Cuomo stood against the death penalty at a time when so many candidates and officials shrilly pandered and pushed for more executions. The country slowly is coming around to his viewpoint.

In a 1984 speech at Notre Dame University, Cuomo defended his decision not to fight against abortion rights. In his address, he said he was an “old-fashioned Catholic who sins, regrets, struggles, worries, gets confused, and most of the time feels better after confession.” But then he posed a rhetorical question: “I accept the church’s teaching on abortion. Must I insist you do?”

Two months earlier, at the Democratic National Convention in San Francisco, Cuomo electrified the hall — and millions of Americans watching on television — with his “Tale of Two Cities” speech:

“We believe in only the government we need — but we insist on all the government we need … We believe in a government strong enough to use the words ‘love’ and ‘compassion’ and smart enough to convert our noblest aspirations into political realities.”

People also remember his inscrutability. In December 1991, with two planes waiting on the tarmac to take the governor and his entourage to New Hampshire for a last-minute filing in the next year’s presidential primary, Cuomo abruptly said he wouldn’t run. His explanation was that he needed to stay home and balance the state budget.

And former President Bill Clinton has confirmed that he offered Cuomo a Supreme Court seat in 1993 but that Cuomo “was the first man in history” to turn down the position.
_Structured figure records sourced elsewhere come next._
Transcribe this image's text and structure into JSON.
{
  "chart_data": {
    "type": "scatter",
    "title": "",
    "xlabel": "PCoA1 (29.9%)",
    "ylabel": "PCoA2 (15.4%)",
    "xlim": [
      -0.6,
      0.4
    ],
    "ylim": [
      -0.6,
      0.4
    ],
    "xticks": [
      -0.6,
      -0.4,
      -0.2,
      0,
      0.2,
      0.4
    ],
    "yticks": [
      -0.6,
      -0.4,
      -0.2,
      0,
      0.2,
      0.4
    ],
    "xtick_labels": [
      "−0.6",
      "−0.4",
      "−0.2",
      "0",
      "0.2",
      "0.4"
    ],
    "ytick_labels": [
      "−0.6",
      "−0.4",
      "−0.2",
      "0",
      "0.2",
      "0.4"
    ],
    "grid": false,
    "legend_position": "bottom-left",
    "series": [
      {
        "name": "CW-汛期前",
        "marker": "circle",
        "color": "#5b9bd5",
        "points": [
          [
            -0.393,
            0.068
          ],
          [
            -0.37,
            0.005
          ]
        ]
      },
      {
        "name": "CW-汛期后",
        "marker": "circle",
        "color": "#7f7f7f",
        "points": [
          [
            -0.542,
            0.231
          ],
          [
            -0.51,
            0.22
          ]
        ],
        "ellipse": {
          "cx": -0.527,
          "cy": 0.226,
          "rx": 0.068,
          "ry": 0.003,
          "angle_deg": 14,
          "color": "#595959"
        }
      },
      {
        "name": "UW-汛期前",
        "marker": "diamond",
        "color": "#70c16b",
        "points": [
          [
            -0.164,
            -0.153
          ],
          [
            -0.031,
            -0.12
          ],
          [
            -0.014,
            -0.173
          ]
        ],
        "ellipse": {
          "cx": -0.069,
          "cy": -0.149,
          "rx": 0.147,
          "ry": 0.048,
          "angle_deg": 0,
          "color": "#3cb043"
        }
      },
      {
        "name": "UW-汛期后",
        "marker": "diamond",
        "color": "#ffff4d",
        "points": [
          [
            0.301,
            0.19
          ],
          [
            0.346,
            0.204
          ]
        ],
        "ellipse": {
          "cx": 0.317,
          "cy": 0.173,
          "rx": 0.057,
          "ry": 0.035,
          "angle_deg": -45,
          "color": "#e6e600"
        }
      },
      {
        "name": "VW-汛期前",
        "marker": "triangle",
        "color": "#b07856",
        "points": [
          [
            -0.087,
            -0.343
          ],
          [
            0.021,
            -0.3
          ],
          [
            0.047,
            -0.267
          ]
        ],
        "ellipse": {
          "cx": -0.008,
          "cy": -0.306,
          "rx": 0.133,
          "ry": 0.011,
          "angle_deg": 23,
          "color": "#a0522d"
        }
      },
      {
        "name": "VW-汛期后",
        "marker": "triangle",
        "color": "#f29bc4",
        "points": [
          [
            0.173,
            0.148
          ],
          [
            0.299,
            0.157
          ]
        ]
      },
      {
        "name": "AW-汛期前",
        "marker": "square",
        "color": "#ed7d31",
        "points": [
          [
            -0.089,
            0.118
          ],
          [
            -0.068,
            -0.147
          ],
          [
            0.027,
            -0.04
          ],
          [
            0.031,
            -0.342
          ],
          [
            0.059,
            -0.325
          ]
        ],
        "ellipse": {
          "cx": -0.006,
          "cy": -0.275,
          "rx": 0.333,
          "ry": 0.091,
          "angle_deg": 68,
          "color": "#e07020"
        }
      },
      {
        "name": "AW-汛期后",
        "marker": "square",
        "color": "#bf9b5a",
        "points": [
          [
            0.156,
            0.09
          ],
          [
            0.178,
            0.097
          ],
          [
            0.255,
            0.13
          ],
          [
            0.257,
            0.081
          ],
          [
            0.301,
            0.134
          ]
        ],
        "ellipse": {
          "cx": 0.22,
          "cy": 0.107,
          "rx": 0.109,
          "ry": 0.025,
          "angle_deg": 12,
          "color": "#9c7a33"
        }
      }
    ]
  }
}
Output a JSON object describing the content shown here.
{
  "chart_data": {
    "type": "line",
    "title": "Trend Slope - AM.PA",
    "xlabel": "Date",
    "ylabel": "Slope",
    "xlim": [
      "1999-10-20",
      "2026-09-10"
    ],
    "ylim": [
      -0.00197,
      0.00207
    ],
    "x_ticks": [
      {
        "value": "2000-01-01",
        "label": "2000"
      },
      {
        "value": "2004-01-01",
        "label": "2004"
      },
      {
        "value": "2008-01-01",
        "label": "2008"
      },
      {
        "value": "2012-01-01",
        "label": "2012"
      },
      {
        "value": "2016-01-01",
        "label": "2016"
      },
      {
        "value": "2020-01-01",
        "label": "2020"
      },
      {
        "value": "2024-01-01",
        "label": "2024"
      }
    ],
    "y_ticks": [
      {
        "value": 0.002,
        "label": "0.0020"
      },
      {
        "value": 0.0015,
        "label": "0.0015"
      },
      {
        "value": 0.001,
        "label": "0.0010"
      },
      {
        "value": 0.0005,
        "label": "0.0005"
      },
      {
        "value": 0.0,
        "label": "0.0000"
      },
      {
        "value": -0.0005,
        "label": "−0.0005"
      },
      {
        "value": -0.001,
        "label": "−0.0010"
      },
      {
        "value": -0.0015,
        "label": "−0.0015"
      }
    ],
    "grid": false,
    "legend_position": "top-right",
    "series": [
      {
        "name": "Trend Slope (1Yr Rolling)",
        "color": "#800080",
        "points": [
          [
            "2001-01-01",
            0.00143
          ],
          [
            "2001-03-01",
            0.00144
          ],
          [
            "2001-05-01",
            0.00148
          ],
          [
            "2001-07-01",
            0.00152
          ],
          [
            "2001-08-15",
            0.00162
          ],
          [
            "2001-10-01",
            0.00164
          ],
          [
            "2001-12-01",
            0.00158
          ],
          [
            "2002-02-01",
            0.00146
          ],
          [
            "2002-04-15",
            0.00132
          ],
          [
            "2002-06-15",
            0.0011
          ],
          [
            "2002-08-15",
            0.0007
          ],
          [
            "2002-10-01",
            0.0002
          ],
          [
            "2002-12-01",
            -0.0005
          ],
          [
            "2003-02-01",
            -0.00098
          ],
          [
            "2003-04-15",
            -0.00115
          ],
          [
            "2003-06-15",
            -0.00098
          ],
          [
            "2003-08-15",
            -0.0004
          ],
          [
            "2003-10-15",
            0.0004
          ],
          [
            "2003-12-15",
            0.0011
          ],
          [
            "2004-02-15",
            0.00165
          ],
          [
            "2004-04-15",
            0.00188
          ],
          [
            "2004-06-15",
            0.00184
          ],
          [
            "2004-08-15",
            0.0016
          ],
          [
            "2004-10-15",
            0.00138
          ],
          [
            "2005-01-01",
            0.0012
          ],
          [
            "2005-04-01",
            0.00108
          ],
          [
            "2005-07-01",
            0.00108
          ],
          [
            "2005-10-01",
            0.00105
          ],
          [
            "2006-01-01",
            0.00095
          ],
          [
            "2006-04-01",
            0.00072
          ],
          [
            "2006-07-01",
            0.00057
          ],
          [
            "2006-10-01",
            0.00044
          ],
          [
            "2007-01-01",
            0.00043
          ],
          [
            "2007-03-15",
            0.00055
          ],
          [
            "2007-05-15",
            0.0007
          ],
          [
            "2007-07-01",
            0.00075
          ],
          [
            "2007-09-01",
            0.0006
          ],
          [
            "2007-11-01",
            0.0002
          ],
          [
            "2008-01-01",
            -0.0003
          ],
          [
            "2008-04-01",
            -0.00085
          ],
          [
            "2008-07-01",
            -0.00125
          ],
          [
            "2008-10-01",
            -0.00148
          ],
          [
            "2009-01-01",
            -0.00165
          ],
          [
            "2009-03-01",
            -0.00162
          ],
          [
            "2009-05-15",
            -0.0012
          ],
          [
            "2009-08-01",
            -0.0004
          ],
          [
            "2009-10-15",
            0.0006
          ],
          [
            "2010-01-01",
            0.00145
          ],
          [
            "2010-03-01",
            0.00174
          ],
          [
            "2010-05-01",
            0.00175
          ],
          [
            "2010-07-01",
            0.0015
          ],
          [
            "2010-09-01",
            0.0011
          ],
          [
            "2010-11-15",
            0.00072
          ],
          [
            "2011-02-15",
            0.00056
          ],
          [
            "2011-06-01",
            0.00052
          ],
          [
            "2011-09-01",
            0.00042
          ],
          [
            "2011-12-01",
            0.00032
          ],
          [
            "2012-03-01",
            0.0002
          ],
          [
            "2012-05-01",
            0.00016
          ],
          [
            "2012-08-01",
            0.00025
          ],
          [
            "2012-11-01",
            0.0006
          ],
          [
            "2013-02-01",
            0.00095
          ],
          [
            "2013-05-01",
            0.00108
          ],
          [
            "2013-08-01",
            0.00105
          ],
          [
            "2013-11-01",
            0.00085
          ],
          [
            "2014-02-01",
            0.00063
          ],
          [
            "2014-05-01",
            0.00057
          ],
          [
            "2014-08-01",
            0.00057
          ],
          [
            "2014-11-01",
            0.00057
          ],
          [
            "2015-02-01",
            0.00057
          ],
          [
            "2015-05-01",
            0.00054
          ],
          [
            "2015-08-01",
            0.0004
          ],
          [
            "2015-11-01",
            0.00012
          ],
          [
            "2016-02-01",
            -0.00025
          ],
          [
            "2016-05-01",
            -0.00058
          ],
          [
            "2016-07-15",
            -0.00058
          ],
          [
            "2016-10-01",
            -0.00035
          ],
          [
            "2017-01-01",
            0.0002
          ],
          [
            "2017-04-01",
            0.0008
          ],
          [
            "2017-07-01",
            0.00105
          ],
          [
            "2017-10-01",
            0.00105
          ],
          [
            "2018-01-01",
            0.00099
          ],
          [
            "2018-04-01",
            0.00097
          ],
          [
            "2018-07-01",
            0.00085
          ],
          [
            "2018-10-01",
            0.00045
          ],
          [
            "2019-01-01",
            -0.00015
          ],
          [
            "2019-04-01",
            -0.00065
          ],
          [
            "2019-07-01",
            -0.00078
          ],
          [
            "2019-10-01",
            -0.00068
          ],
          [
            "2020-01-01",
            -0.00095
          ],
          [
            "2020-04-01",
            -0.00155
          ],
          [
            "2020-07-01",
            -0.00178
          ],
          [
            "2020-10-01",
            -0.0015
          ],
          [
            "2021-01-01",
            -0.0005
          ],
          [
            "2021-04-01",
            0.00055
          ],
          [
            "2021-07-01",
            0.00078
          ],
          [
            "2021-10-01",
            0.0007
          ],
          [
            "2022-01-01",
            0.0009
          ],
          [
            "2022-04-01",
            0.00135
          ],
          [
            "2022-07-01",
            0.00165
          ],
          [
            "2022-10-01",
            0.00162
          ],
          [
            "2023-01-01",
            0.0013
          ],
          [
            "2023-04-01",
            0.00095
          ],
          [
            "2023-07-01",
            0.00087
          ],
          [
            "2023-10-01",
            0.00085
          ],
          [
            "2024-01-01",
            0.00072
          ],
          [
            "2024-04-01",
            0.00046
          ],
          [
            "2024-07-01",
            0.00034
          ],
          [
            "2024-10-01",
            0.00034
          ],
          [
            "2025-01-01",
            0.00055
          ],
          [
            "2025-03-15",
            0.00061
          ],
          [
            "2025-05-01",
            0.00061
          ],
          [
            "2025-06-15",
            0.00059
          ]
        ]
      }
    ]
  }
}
We wish he hadn’t for the sake of our national jurisprudence and what could have been a fascinating intellectual interplay with his ideological opposite, Justice Antonin Scalia, a fellow Catholic Italian-American who also grew up in Queens.

So does a legacy of poetry matter?

It’s a fair question. But in the case of Mario Cuomo, it does — especially when the poetry is mixed with practical political wisdom and a keen understanding of New Yorkers and their communities.

In 1972 Mayor John Lindsay asked Cuomo — then practicing law — to mediate a bitter housing dispute in Forest Hills. The city wanted to build 840 units of low-income housing in three 24-story towers in the white, middle-class neighborhood.

The dispute was perceived as racial, and Forest Hills residents angrily fought the idea. Cuomo was less certain — given a similar battle over low-income housing then raging in Baisley Park, a majority black middle-class neighborhood in South Jamaica.

“The point I drew … is that there is something beyond color here,” Cuomo said. “It’s economic class and distinction.” He hammered out a successful compromise for Forest Hills — three 12-story buildings with some units reserved for elderly residents. Settling the controversy was the start of his political career.

Later, as the Reagan revolution flourished, Cuomo rallied the spirits of beleaguered Democrats nationally by constantly reminding them of the timelessness and worth of their core values. He was a leading voice of inclusion in a nation fast choosing up sides. And he showed that it was not just possible — but politically advisable — to crusade for the have-nots in our society while also celebrating and abetting the strength of the middle class.

Other governors left more tangible records. Nelson Rockefeller created the state university system. Hugh Carey saved the City of New York from the brink of bankruptcy.

But in a time of social confusion, financial distress and public angst, Cuomo provided the state and the nation with a strong moral compass. Over and over again, his simple yet powerful words reminded us of who we are as a nation and where we should be going.